# Corrective lens



## Jcharlie

Hi everybody! It was very difficult for me to find the expression: "Corrective lens". Wenn I borrow  Sunglasses from a friend I would ask. Are these glasses with corrective or normal lens? . (in Italy: sono occhiali normali o corretti?). How can say it in finnish. Best regards. Thank you


----------



## sakvaka

_Onko näissä aurinkolaseissa vahvuudet?_ lit. "Do these sunglasses have strengthnesses?"

And naturally, spoken Finnish may alter these radically. _Onks näissä laseissa vahvuudet?_


----------



## Jcharlie

Kiitos! So, you say preferable in finnish "strengthened lens" than corretive lens.
So corrective lens could be vahvistetut linssit" isn't it?

And 

I need corrective sunglasses
Tarvitse vahvistettuja aurinkolasit

Kiitos kärsivällisyydesta!


----------



## sakvaka

Jcharlie said:


> Kiitos! So, you say preferable in finnish "strengthened lens" than corretive lens.
> So corrective lens could be vahvistetut linssit" isn't it?
> 
> And
> 
> I need corrective sunglasses
> Tarvitsen vahvistetut aurinkolasit
> 
> Kiitos kärsivällisyydestä!


 
_Tarvitsen aurinkolasit vahvuuksilla_ would be common although using adessive to replace the word "with" is considered incorrect in standard language.

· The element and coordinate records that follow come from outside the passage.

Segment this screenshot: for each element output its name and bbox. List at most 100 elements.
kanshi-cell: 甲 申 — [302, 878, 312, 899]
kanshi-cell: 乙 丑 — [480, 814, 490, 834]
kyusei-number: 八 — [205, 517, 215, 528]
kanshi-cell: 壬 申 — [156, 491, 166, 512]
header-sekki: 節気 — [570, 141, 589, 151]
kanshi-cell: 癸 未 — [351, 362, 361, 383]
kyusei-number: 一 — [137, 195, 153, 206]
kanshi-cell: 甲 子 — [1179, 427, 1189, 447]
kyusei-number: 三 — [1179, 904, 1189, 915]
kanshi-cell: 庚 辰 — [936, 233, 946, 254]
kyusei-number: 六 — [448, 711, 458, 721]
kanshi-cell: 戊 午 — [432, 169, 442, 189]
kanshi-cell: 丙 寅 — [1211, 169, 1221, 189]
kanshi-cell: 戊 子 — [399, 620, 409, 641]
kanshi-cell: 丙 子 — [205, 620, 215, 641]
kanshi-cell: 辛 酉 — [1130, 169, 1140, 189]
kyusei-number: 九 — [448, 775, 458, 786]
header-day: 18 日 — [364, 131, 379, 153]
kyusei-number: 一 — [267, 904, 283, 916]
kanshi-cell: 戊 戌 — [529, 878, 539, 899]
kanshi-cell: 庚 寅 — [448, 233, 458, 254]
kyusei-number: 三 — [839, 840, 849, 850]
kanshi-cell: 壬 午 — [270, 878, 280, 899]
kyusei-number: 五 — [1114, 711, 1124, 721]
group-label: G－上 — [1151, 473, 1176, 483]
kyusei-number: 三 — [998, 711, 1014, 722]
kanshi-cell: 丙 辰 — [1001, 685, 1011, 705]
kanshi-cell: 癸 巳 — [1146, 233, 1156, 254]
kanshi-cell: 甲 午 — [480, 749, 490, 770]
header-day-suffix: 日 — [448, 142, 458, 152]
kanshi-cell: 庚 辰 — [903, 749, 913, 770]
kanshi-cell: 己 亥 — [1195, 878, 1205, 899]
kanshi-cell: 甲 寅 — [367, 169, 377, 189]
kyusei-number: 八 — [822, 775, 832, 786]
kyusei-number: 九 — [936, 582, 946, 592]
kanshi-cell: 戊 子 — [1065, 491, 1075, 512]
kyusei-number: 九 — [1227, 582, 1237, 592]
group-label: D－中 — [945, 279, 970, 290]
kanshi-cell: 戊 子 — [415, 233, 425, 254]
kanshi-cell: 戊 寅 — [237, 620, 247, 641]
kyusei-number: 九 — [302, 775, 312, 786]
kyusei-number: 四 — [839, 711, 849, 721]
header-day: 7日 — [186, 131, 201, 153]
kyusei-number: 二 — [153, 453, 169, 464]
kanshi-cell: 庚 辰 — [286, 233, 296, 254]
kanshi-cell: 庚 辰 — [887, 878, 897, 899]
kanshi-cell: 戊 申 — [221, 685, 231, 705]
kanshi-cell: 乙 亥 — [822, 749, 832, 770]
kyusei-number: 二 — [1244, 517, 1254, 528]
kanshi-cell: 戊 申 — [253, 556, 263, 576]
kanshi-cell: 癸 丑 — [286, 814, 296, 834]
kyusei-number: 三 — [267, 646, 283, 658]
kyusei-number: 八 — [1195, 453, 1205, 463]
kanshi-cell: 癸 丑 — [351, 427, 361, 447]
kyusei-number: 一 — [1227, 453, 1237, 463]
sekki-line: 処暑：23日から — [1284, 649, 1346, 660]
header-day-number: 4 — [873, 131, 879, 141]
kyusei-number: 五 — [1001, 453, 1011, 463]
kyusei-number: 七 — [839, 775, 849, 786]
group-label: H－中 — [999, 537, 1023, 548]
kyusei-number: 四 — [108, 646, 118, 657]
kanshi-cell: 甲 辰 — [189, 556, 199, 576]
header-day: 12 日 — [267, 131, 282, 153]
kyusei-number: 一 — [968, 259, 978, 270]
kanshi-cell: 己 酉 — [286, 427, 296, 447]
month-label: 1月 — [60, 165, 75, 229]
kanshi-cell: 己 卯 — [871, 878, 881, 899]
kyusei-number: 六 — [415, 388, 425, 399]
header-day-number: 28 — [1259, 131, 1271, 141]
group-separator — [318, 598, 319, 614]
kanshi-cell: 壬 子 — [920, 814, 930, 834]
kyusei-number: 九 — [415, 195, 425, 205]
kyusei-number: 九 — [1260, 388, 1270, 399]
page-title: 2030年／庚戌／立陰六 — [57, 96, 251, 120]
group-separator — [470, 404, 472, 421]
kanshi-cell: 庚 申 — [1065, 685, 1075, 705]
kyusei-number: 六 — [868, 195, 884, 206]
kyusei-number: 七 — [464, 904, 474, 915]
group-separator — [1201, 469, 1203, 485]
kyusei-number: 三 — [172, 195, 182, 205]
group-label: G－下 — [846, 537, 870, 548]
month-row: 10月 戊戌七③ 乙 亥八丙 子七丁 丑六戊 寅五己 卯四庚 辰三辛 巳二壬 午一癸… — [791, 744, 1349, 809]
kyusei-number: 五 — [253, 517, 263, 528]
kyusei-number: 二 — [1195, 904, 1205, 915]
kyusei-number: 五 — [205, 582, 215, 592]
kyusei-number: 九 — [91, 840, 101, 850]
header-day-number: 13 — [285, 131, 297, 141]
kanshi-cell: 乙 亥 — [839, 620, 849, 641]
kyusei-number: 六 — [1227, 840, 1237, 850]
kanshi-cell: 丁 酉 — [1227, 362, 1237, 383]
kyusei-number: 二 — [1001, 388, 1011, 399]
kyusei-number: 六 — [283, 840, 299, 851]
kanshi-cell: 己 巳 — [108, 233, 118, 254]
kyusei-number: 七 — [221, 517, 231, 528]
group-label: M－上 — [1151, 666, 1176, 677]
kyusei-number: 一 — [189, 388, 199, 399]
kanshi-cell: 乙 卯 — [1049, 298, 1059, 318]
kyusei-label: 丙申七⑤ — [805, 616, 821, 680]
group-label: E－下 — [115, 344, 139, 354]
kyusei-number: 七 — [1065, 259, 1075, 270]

I don't know what the most correct version is, probably _Tarvitsen aurinkolasit, joissa on vahvuudet_.

I am not very sure about _corrective lenses_, but I would say _korjaavat linssit_ in addition to _linssit vahvuudella _(= joissa on vahvuus). I am eager to hear about other natives' opinions about this.


----------